The findings of previous studies have been contradictory in relation to gender differences in the association of SRH and mortality [10]. In our study, the predictive value of SRH did not significantly differ between men and women at any given follow-up. Having moderate or poor OH, instead, predicted significantly higher mortality risk among men than women in 27-year follow-up. In our study, comprehensive and multidimensional FI, which characterizes the whole health of individual, we used as a measure of OH. According to the results of a meta-analysis, women had higher FI scores than men but lower mortality rate at any given level of frailty or age. This suggests that women tolerate frailty better than men [29].

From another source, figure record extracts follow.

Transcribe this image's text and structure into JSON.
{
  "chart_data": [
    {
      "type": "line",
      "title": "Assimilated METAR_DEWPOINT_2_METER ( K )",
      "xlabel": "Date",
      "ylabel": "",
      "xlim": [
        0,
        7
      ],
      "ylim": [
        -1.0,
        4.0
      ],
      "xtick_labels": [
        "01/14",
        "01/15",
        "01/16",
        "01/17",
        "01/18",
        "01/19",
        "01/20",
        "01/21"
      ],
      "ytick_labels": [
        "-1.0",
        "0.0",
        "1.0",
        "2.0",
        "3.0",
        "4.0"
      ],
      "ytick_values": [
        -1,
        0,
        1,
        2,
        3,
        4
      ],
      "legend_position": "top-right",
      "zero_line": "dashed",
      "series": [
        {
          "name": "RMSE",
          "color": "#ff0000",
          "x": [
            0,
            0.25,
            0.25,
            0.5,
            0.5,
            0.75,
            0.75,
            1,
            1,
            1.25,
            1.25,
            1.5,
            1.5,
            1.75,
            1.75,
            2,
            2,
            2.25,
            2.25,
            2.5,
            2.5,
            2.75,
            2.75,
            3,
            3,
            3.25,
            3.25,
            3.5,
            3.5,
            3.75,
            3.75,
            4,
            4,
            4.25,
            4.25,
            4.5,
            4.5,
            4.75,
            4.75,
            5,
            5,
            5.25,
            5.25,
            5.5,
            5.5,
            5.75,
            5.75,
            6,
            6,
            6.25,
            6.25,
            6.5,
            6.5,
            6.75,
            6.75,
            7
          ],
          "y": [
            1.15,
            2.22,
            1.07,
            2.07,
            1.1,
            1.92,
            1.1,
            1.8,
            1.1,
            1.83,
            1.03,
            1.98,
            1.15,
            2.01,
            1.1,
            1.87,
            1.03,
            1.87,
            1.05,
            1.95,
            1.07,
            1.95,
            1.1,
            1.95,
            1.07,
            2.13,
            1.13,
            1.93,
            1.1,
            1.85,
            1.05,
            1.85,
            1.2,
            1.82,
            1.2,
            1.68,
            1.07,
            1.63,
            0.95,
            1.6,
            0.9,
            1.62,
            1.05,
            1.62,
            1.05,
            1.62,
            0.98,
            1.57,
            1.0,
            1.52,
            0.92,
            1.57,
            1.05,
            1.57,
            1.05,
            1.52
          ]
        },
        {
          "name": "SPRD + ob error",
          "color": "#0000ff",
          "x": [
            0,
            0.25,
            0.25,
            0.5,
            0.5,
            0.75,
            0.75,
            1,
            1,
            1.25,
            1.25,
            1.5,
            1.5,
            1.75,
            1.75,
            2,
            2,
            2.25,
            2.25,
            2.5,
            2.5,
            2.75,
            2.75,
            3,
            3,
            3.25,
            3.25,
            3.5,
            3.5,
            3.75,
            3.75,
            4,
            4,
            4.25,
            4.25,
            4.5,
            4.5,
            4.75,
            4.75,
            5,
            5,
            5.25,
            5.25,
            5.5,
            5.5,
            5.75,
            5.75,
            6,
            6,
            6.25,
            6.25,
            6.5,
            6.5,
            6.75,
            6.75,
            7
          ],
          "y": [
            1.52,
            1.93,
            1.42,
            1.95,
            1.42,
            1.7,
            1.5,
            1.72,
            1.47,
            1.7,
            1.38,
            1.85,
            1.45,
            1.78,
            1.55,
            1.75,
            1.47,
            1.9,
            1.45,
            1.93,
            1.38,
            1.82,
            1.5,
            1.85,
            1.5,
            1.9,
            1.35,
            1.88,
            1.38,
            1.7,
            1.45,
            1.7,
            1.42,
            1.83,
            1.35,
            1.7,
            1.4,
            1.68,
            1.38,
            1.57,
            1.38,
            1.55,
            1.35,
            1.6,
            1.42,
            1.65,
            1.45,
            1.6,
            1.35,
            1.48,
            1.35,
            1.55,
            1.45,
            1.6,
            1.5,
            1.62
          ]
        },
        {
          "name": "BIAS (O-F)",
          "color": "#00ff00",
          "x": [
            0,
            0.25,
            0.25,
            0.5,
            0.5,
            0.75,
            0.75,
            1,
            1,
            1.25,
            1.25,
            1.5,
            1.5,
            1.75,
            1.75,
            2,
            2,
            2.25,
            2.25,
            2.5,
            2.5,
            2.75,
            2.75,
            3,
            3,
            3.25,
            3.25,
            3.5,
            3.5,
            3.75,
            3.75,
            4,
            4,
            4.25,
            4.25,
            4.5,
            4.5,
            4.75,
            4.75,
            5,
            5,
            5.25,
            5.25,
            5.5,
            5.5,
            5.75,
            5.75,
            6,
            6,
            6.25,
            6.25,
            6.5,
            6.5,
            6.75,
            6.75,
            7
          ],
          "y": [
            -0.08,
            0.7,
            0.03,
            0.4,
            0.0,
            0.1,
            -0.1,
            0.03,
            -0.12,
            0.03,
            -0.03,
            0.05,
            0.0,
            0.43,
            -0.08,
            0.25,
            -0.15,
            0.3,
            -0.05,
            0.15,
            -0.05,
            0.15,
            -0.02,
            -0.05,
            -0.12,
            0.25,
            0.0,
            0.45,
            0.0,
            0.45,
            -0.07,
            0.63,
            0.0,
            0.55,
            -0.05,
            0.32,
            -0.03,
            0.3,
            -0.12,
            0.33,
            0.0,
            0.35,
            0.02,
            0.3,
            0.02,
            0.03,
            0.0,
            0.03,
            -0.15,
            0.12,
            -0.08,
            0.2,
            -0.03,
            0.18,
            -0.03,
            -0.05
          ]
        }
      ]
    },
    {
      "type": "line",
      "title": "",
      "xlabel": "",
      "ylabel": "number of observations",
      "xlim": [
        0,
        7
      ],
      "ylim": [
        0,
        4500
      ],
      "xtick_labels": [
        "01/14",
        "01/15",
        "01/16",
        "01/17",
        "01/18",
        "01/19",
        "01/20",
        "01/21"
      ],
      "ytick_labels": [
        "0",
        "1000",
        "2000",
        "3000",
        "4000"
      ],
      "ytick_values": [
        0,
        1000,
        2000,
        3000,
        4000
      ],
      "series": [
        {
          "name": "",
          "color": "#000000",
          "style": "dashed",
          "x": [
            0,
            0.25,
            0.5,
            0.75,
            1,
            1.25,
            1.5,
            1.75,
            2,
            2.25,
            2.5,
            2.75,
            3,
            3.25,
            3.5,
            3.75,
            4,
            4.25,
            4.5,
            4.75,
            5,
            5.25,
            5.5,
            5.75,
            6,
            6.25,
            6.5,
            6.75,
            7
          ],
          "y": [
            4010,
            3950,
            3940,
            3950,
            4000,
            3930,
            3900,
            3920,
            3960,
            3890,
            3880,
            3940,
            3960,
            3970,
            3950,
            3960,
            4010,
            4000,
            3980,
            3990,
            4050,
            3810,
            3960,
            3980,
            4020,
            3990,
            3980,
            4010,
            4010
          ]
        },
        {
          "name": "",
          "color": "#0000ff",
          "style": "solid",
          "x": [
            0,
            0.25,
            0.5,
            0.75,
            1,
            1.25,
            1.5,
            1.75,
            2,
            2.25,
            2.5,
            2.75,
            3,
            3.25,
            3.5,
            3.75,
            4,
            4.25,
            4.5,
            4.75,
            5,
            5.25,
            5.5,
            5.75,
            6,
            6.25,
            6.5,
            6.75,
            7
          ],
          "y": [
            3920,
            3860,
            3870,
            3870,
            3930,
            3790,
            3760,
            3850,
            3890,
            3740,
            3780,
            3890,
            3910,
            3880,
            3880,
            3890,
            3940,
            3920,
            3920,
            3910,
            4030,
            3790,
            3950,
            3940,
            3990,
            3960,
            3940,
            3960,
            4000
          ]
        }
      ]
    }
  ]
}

The strengths of this study were a large sample size with a high response rate and a long follow-up period. SRH was assessed by a global SHR question, which has found to be more accurate for prediction of mortality in old age than for example, comparative question [30]. In our study, no time-dependent covariates [9] were used; proportional hazard assumption of baseline SRH and OH were tested by using Martingale residuals. Analyses for SRH were also adjusted for multiple confounding factors that were significantly associated with higher mortality risk at every given follow-up. It is possible, that this has led to over-adjustment, since factors, such as gender, education, need for daily help, ability to walk 500 m, feelings of depression and life satisfaction, may mediate the association between SRH and mortality.

Conclusions

Findings of our study provide additional evidence supporting the value of incorporating a single-item measure of SRH into risk assessment of older adults in busy clinical settings. Routinely collecting SRH may also enhance the focus on patient-centered care.